Since 1969, increasing numbers of countries have required cigarette packets to carry health warnings.118 countries now require cigarette packets to include graphic pictures alongside stark health warnings. These warnings can change attitudes and behaviour, providing a critical contribution to effective tobacco control policy.

Smoking is no longer viewed as a normal lifestyle choice, but as an addiction which harms the individual and those around them through exposure to second-hand smoke. Fossil fuel use also harms others through ambient air pollution that accounts for about 3.5 million premature deaths per year, as well as through climate change, which increasingly threatens the health of current and future generations.

In many countries, fossil fuel use is already the subject of government intervention, through fuel and carbon taxes, vehicle emissions standards, and other legislation, but these are insufficient to prevent dangerous climate change and do not reflect the full economic costs of burning fossil fuels.

Even if the nationally determined contributions for greenhouse gas emission reductions in the Paris Agreement are implemented, the global mean temperature increase is likely to exceed 3°C by the end of the century. For this reason there is growing acceptance that the world faces a climate emergency demanding urgent action at scale.

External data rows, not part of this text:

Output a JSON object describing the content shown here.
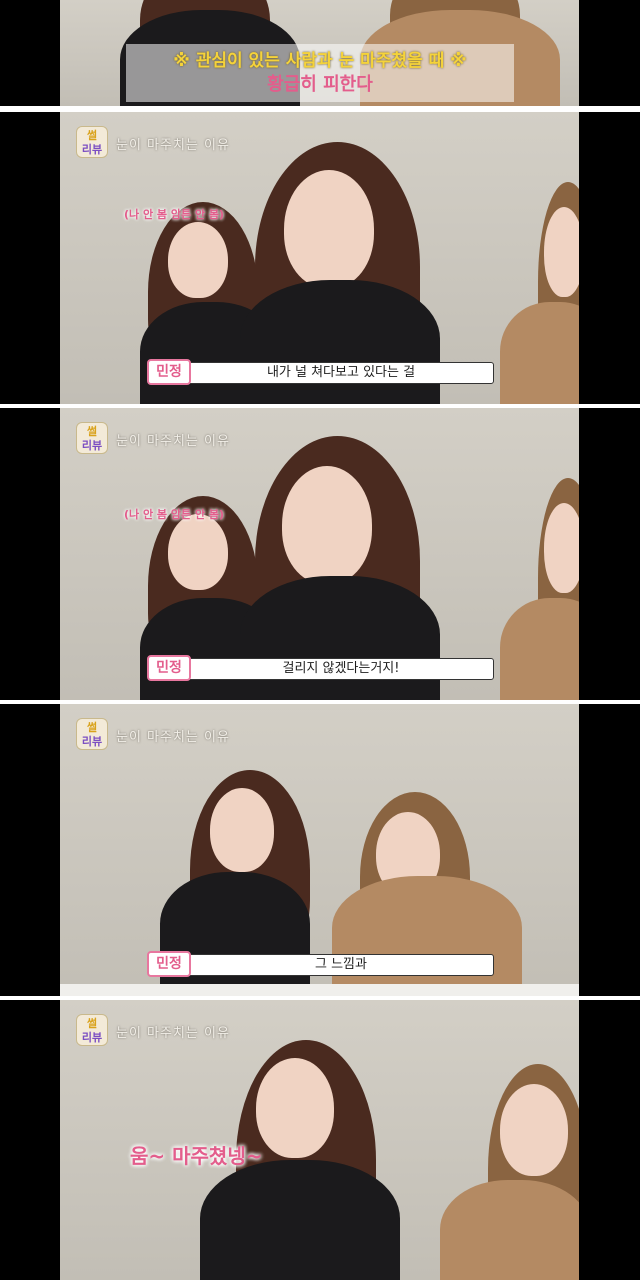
{
  "top_panel": {
    "line1": "※ 관심이 있는 사람과 눈 마주쳤을 때 ※",
    "line2": "황급히 피한다"
  },
  "show": {
    "logo_top": "썰",
    "logo_bottom": "리뷰",
    "topic": "눈이 마주치는 이유"
  },
  "panels": [
    {
      "name": "민정",
      "caption": "내가 널 쳐다보고 있다는 걸",
      "thought": "(나 안 봄 암튼 안 봄)"
    },
    {
      "name": "민정",
      "caption": "걸리지 않겠다는거지!",
      "thought": "(나 안 봄 암튼 안 봄)"
    },
    {
      "name": "민정",
      "caption": "그 느낌과"
    },
    {
      "speech": "움~ 마주쳤넹~"
    }
  ],
  "colors": {
    "accent_pink": "#e35d8c",
    "highlight_yellow": "#f5d33a",
    "background": "#cbc7be"
  }
}
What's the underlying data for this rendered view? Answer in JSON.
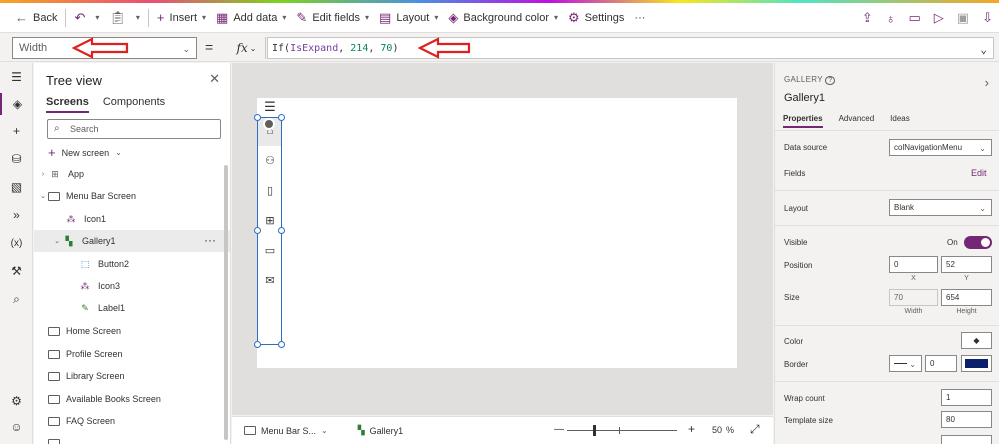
{
  "toolbar": {
    "back": "Back",
    "insert": "Insert",
    "add_data": "Add data",
    "edit_fields": "Edit fields",
    "layout": "Layout",
    "background_color": "Background color",
    "settings": "Settings",
    "more": "···"
  },
  "formula_bar": {
    "property": "Width",
    "equals": "=",
    "fx": "fx",
    "formula": {
      "fn": "If(",
      "arg1": "IsExpand",
      "sep1": ", ",
      "arg2": "214",
      "sep2": ", ",
      "arg3": "70",
      "close": ")"
    }
  },
  "tree_view": {
    "title": "Tree view",
    "tabs": [
      "Screens",
      "Components"
    ],
    "search_placeholder": "Search",
    "new_screen": "New screen",
    "items": [
      {
        "label": "App",
        "level": 0,
        "type": "app",
        "expander": "›"
      },
      {
        "label": "Menu Bar Screen",
        "level": 0,
        "type": "screen",
        "expander": "⌄"
      },
      {
        "label": "Icon1",
        "level": 1,
        "type": "icon"
      },
      {
        "label": "Gallery1",
        "level": 1,
        "type": "gallery",
        "expander": "⌄",
        "selected": true
      },
      {
        "label": "Button2",
        "level": 2,
        "type": "button"
      },
      {
        "label": "Icon3",
        "level": 2,
        "type": "icon"
      },
      {
        "label": "Label1",
        "level": 2,
        "type": "label"
      },
      {
        "label": "Home Screen",
        "level": 0,
        "type": "screen"
      },
      {
        "label": "Profile Screen",
        "level": 0,
        "type": "screen"
      },
      {
        "label": "Library Screen",
        "level": 0,
        "type": "screen"
      },
      {
        "label": "Available Books Screen",
        "level": 0,
        "type": "screen"
      },
      {
        "label": "FAQ Screen",
        "level": 0,
        "type": "screen"
      }
    ]
  },
  "status_bar": {
    "screen": "Menu Bar S...",
    "control": "Gallery1",
    "zoom": "50",
    "zoom_unit": "%",
    "minus": "—",
    "plus": "+"
  },
  "properties": {
    "kind": "GALLERY",
    "name": "Gallery1",
    "tabs": [
      "Properties",
      "Advanced",
      "Ideas"
    ],
    "data_source_label": "Data source",
    "data_source_value": "colNavigationMenu",
    "fields_label": "Fields",
    "fields_edit": "Edit",
    "layout_label": "Layout",
    "layout_value": "Blank",
    "visible_label": "Visible",
    "visible_value": "On",
    "position_label": "Position",
    "x": "0",
    "y": "52",
    "x_cap": "X",
    "y_cap": "Y",
    "size_label": "Size",
    "width": "70",
    "height": "654",
    "width_cap": "Width",
    "height_cap": "Height",
    "color_label": "Color",
    "border_label": "Border",
    "border_width": "0",
    "border_color": "#0b1f6b",
    "wrap_count_label": "Wrap count",
    "wrap_count": "1",
    "template_size_label": "Template size",
    "template_size": "80"
  },
  "colors": {
    "accent": "#742774",
    "annotation_red": "#e02020",
    "selection": "#2b6fc2"
  }
}
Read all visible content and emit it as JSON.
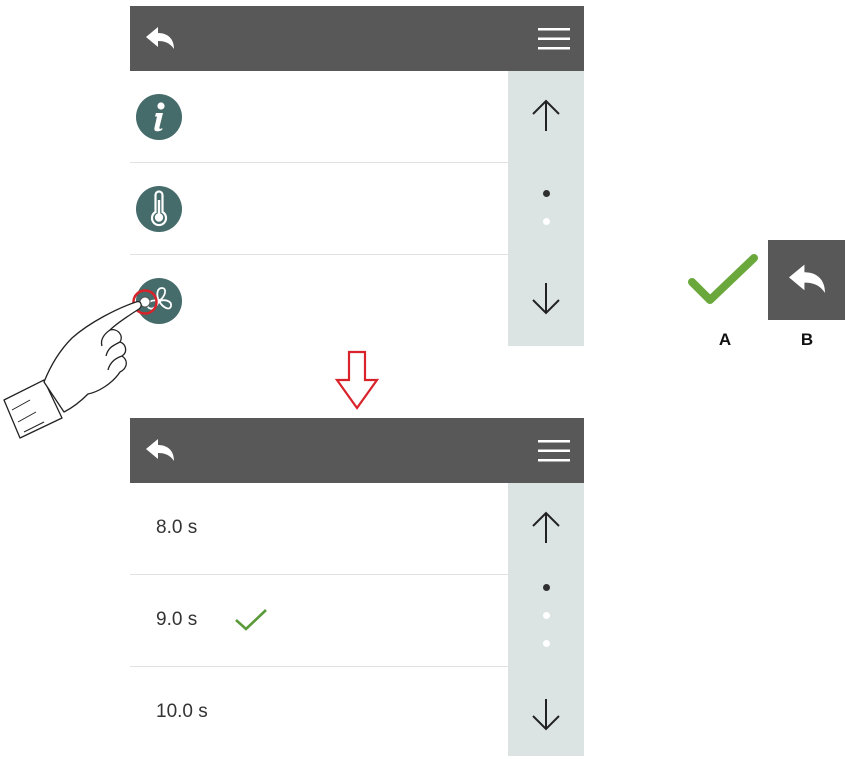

Nevertheless, vested interests continue to create doubt about the robustness of climate science, a cause of the inadequate scale and perceived urgency of investments in renewables.

Other barriers to shifting consumer behaviours towards zero-carbon options include low awareness, habit, perceived cost, inconvenience, and “psychological distance”—the perception that the issue affects other people, places, or times, or is uncertain.

Continuing to burn fossil fuels worsens the climate  emergency, with major projected health impacts increasing over time. Photo: Matt Rourke / AP
Warning labels connect the abstract threat of the climate emergency with the use of fossil fuels in the here and now, drawing attention to the true cost of fossil fuels (the externalities), pictorially or quantitatively. They sensitise people to the consequences of their actions, representing nudges, designed to encourage users to choose alternatives to fossil fuels, thus increasing demand for zero-carbon renewable energy.

Implementing warnings will face challenges. For example, in North Vancouver, Canada, pictorial designs denoting biodiversity loss were ‘co-opted’ by the Canadian fuel industry and incorporated into a national ‘Smart fuelling’ initiative, with any threats to health omitted. In Sweden, eco-labels will be mandatory from this May. The labels will show ‘climate impact’, the raw materials used for the fuel, and their origin.

They are part of a package to reduce fossil fuel use, including tax on new high emission cars and subsidy for low emission ones, but without direct reference to health. In contrast, Cambridge, Massachusetts voted in January to make information about the environmental and human health impact of fossil fuel use mandatory on all self-service fuel pumps. This explicit reference to health is likely to increase the labels’ effectiveness, because messages about the climate emergency framed around health tend to be more persuasive than environmentally framed messages.